Assume that (1) there are ten horses total in the race, and (2) all horses are equally skilled.
OK, it doesn’t matter what the other horses do, so it doesn’t matter how many others there are. It also doesn’t matter what order Johnny’s horses are relative to each other. So we have four relevant horses, Mike’s one, and Johnny’s three. Of those four horses, Mike’s can be first, second, third, or fourth, and if all the horses are equal, then it’s equally likely to be any of those. If Mike’s horse is first or second, then Mike wins. If Mike’s horse is third or fourth, then Johnny wins. So assuming everything is on the up-and-up, it’s a fair bet.
But that’s a big assumption. As a very good rule for life, when someone offers you a bet with convoluted terms, he’s got an edge that isn’t obvious to you. Don’t take his bet, or you’ll end up with cider in your ear.
Actually, as worded, the odds slightly favor Mike.

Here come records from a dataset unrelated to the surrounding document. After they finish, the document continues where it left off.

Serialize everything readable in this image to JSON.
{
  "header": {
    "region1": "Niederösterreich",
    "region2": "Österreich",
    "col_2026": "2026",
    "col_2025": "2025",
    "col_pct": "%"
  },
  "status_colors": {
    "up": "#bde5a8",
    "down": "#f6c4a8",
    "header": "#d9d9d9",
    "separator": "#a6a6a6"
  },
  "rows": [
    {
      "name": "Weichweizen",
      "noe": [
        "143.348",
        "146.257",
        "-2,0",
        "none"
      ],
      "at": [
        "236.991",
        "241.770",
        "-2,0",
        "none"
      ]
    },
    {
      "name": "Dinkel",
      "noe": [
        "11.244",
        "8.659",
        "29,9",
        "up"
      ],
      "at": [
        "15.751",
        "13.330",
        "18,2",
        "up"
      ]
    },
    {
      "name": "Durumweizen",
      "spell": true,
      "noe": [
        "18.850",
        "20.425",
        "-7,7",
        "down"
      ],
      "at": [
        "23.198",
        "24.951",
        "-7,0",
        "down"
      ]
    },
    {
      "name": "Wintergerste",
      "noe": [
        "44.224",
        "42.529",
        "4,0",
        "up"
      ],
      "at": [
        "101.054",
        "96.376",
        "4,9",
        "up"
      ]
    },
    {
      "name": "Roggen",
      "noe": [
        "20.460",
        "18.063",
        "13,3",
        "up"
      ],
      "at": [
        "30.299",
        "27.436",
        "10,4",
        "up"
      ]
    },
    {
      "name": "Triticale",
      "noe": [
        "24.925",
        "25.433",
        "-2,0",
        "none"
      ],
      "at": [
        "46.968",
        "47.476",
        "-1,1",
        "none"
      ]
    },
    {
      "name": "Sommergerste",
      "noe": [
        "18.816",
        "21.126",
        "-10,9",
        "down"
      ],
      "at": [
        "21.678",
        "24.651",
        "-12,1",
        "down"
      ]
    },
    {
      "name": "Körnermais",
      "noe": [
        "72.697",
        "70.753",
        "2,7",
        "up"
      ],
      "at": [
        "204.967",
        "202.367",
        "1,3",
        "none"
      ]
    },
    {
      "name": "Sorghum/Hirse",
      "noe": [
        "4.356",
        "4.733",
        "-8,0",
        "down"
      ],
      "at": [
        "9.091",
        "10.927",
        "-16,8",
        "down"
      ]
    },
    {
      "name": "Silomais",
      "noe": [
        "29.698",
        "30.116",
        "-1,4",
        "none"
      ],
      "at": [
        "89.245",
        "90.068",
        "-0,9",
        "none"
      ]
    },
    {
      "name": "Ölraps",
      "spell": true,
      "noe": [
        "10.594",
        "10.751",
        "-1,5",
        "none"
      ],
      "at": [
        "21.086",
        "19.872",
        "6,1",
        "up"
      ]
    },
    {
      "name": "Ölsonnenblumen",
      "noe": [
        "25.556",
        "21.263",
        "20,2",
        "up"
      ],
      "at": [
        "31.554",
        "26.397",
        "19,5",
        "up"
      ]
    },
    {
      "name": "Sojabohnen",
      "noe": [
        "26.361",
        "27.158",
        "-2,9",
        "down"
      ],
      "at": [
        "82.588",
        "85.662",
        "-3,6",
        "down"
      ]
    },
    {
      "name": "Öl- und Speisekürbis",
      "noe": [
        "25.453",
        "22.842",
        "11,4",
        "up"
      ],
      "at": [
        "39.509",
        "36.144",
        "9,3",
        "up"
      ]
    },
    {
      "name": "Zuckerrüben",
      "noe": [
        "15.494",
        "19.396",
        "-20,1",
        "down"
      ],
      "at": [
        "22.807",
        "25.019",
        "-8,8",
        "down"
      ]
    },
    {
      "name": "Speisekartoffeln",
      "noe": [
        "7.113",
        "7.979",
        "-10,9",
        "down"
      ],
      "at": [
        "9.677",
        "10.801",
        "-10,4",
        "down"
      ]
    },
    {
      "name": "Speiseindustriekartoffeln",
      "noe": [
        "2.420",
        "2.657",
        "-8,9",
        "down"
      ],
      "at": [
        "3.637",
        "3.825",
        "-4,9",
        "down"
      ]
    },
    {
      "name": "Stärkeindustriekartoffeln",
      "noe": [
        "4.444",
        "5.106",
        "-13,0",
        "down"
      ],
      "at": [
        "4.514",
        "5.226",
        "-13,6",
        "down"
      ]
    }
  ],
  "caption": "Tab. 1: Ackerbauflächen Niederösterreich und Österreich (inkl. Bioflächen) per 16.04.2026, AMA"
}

**Chronos ** is right in that if Mike and Johnny pick different horses the odds are even. However this doesn’t consider the possibility that ONE of the three horses that Johnny picks IS Mike’s horse.
If that happens Mike will win 2/3 of the time and Johnny will win 1/3 of the time.
The fewer horses in the race, the greater the chance that this overlap will occur.
True, Poccacho, I was assuming a constraint on the problem that they couldn’t pick the same horse, but that isn’t explicitly specified. So Mike can, in fact, get a positive expectation. Again, assuming no funny business.